Lee, Gene Moo*, James Naughton*, Xin Zheng*, Dexin Zhou* (2020) “Predicting Litigation Risk via Machine Learning,” Working Paper. [SSRN] (* equal contribution)

This study examines whether and how machine learning techniques can improve the prediction of litigation risk relative to the traditional logistic regression model. Existing litigation literature has no consensus on a predictive model. Additionally, the evaluation of litigation model performance is ad hoc. We use five popular machine learning techniques to predict litigation risk and benchmark their performance against the logistic regression model in Kim and Skinner (2012). Our results show that machine learning techniques can significantly improve the predictability of litigation risk. We identify two best-performing methods (random forest and convolutional neural networks) and rank the importance of predictors. Additionally, we show that models using economically-motivated ratio variables perform better than models using raw variables. Overall, our results suggest that the joint consideration of economically-meaningful predictors and machine learning techniques maximize the improvement of predictive litigation models.

On the Spillover Effects of Online Product Reviews on Purchases: Evidence from Clickstream Data (ISR 2021)

Kwark, Young*, Gene Moo Lee*, Paul A. Pavlou*, Liangfei Qiu* (2021) On the Spillover Effects of Online Product Reviews on Purchases: Evidence from Clickstream Data. Information Systems Research 32(3): 895-913. (* equal contribution)
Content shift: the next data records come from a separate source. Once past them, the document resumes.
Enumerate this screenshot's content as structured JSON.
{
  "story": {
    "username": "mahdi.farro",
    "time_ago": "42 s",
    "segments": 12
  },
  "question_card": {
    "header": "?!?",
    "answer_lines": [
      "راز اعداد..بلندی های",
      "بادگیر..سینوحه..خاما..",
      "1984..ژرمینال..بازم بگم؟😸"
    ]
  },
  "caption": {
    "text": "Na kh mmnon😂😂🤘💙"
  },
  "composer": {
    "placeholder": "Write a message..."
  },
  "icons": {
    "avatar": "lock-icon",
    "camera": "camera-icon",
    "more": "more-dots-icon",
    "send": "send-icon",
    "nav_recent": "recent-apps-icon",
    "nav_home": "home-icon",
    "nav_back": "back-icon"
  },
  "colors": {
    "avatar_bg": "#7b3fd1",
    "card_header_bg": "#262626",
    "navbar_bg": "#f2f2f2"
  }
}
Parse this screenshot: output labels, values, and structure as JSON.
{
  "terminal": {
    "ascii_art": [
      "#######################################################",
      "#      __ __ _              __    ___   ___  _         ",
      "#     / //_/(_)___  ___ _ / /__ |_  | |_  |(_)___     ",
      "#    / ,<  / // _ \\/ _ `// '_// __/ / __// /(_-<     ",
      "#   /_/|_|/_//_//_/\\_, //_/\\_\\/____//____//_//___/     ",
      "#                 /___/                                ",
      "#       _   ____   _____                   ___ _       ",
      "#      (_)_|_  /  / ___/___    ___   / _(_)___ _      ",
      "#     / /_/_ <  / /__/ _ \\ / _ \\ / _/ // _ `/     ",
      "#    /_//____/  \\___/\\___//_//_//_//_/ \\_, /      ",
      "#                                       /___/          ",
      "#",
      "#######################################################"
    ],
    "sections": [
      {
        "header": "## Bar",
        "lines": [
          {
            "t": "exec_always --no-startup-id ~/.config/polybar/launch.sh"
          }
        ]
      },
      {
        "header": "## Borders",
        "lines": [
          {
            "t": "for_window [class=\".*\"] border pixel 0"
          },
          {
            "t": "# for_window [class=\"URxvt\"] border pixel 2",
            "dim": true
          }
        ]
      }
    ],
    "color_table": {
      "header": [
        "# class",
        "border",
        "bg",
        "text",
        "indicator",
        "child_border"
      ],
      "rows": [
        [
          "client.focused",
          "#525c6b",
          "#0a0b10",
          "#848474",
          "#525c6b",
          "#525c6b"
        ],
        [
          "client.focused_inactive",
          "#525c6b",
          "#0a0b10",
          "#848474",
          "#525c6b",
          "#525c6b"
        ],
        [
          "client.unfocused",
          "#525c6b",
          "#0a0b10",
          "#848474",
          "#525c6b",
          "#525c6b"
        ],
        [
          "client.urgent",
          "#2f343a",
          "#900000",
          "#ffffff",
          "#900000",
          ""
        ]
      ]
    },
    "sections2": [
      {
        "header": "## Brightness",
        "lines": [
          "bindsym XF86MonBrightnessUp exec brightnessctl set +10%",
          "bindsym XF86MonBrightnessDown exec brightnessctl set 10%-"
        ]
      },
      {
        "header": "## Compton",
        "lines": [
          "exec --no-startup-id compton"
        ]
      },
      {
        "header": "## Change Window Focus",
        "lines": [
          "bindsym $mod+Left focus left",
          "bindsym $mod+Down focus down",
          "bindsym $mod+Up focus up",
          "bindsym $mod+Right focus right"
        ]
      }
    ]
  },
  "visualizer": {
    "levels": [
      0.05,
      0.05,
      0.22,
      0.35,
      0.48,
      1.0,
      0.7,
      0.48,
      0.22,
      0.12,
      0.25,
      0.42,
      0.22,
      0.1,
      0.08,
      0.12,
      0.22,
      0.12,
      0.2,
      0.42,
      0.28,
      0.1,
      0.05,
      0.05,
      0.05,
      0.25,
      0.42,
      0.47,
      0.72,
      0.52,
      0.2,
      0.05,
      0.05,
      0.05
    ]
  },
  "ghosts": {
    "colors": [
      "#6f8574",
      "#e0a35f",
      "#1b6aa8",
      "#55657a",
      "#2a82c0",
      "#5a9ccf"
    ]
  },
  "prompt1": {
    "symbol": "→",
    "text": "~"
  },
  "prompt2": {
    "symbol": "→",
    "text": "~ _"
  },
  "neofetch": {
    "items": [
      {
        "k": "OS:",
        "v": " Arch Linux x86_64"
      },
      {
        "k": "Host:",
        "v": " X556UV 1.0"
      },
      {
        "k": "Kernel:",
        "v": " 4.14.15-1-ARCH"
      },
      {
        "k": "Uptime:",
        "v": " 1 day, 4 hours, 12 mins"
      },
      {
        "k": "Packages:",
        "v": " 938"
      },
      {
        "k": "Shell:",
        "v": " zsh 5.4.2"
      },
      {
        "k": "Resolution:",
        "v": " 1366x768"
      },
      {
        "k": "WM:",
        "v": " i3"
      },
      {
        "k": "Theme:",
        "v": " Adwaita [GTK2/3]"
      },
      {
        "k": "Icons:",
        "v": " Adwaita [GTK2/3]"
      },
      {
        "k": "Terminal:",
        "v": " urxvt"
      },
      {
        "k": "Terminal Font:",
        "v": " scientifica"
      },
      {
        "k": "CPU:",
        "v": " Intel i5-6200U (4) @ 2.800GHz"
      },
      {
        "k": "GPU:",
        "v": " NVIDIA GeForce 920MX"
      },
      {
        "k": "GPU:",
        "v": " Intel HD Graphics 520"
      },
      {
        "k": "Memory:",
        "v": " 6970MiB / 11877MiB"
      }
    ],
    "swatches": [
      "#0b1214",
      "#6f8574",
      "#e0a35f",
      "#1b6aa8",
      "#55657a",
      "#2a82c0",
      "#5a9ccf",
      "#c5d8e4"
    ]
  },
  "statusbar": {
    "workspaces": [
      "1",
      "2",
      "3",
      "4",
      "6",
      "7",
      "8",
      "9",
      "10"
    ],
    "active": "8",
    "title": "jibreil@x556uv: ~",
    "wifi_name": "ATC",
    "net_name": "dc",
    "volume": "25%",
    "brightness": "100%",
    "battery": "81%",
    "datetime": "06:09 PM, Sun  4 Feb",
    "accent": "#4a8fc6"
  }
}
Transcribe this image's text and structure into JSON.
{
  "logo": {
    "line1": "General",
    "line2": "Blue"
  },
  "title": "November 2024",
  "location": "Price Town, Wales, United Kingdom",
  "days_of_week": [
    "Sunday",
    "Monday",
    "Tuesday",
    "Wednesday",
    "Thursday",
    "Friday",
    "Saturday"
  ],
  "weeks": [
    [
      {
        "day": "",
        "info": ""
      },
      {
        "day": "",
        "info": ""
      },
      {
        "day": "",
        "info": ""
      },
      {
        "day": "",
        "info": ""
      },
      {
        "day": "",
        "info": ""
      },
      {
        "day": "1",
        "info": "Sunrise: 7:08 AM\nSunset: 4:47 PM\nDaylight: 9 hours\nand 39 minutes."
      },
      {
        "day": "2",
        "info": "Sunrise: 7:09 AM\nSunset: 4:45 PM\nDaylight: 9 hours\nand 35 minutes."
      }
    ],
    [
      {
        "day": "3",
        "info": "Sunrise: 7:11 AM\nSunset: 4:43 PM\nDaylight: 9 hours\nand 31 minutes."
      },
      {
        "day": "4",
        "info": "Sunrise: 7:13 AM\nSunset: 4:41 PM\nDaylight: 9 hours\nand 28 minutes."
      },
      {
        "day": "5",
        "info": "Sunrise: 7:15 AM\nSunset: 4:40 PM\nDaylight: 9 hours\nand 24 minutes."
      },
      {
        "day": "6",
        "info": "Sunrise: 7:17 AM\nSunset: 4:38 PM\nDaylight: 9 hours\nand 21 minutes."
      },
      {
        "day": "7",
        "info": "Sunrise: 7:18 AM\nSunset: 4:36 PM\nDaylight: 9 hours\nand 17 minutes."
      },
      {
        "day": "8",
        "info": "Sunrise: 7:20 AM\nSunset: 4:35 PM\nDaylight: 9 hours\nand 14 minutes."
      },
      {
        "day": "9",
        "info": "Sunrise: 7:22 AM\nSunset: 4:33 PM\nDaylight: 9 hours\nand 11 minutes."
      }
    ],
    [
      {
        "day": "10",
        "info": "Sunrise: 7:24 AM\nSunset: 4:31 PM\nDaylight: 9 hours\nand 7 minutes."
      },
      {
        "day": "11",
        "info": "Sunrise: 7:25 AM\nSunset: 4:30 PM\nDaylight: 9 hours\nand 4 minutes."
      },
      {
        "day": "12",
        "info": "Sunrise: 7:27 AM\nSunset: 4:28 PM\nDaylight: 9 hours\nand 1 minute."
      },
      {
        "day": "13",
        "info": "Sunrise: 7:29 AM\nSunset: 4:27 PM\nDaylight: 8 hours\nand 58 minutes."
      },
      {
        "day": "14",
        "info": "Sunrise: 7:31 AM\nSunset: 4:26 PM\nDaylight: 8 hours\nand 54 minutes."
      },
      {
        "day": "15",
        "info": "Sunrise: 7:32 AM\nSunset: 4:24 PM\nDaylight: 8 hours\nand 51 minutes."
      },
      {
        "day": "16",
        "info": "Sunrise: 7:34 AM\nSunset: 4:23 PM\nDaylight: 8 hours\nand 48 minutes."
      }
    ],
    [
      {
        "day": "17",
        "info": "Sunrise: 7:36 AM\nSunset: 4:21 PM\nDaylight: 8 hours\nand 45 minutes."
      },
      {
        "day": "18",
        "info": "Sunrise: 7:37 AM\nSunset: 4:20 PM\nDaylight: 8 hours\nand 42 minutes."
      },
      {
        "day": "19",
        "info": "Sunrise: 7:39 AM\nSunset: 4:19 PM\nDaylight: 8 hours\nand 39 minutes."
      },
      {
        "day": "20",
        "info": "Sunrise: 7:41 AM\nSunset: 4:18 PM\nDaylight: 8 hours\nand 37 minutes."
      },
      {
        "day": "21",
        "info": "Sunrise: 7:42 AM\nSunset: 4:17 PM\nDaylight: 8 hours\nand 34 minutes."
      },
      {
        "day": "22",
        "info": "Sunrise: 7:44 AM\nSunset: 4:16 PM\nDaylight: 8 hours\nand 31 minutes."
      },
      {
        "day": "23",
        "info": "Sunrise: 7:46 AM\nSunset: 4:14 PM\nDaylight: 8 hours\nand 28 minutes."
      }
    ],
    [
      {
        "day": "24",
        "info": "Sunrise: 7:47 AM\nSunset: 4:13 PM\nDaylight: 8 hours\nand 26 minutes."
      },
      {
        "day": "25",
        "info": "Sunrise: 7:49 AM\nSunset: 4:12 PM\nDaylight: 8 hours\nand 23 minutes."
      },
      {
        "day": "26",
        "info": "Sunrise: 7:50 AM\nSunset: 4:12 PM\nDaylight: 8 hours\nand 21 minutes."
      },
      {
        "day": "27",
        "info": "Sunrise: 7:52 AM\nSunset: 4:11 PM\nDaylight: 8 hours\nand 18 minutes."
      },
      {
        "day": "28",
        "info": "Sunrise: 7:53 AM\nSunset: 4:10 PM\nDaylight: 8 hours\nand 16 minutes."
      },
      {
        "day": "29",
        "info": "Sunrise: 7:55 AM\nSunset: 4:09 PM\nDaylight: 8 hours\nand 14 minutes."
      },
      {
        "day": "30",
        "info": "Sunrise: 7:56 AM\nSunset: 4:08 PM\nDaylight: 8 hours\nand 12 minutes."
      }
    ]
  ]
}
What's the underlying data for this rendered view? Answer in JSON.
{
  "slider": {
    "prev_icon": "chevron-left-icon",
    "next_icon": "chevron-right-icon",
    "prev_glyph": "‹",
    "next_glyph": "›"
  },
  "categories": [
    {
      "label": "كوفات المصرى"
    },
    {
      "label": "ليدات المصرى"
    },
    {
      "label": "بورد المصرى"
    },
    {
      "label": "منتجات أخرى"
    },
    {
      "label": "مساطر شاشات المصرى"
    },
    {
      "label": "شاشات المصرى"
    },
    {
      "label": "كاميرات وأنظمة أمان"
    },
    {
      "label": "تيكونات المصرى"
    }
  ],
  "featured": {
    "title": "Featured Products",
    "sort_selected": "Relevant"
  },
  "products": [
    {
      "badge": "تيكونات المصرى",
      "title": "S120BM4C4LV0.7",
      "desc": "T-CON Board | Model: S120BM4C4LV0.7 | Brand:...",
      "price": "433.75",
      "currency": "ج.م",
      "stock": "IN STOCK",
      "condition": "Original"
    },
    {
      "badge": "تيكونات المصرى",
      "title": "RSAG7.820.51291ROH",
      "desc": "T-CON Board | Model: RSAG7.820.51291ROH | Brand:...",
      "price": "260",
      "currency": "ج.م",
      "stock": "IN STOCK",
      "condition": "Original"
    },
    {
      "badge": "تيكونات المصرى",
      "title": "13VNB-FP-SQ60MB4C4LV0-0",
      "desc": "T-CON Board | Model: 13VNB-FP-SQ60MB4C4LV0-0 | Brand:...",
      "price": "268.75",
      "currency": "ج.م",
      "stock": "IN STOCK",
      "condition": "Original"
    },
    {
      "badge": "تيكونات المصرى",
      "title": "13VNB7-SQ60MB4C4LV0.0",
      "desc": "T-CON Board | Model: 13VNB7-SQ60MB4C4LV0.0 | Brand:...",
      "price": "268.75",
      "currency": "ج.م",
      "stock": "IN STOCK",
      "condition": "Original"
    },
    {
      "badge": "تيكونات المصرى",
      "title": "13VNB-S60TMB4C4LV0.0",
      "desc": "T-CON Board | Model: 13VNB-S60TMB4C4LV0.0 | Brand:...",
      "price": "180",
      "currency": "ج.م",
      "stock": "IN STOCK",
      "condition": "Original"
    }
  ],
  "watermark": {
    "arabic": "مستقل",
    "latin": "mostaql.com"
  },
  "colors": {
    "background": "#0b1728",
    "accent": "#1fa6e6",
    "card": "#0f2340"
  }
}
  • Data awarded by Wharton Consumer Analytics Initiative
  • Presented in WCBI (Snowbird, UT 2015), KMIS (Busan, Korea 2016), Minnesota (2016), ICIS (Dublin, Ireland 2016), Boston Univ. (2017), HEC Paris (2017), and Korea Univ. (2018)
  • An earlier version was published in ICIS 2016
  • Research assistants: Bolat Khojayev, Raymond Situ

We study the spillover effects of the online reviews of other covisited products on the purchases of a focal product using clickstream data from a large retailer. The proposed spillover effects are moderated by (a) whether the related (covisited) products are complementary or substitutive, (b) the choice of media channel (mobile or personal computer (PC)) used, (c) whether the related products are from the same or a different brand, (d) consumer experience, and (e) the variance of the review ratings. To identify complementary and substitutive products, we develop supervised machine-learning models based on product characteristics, such as product category and brand, and novel text-based similarity measures. We train and validate the machine-learning models using product pair labels from Amazon Mechanical Turk. Our results show that the mean rating of substitutive (complementary) products has a negative (positive) effect on purchasing of the focal product. Interestingly, the magnitude of the spillover effects of the mean ratings of covisited (substitutive and complementary) products is significantly larger than the effects on the focal product, especially for complementary products. The spillover effect of ratings is stronger for consumers who use mobile devices versus PCs. We find the negative effect of the mean ratings of substitutive products across different brands on purchasing of a focal product to be significantly higher than within the same brand. Lastly, the effect of the mean ratings is stronger for less experienced consumers and for ratings with lower variance. We discuss implications on leveraging the spillover effect of the online product reviews of related products to encourage online purchases.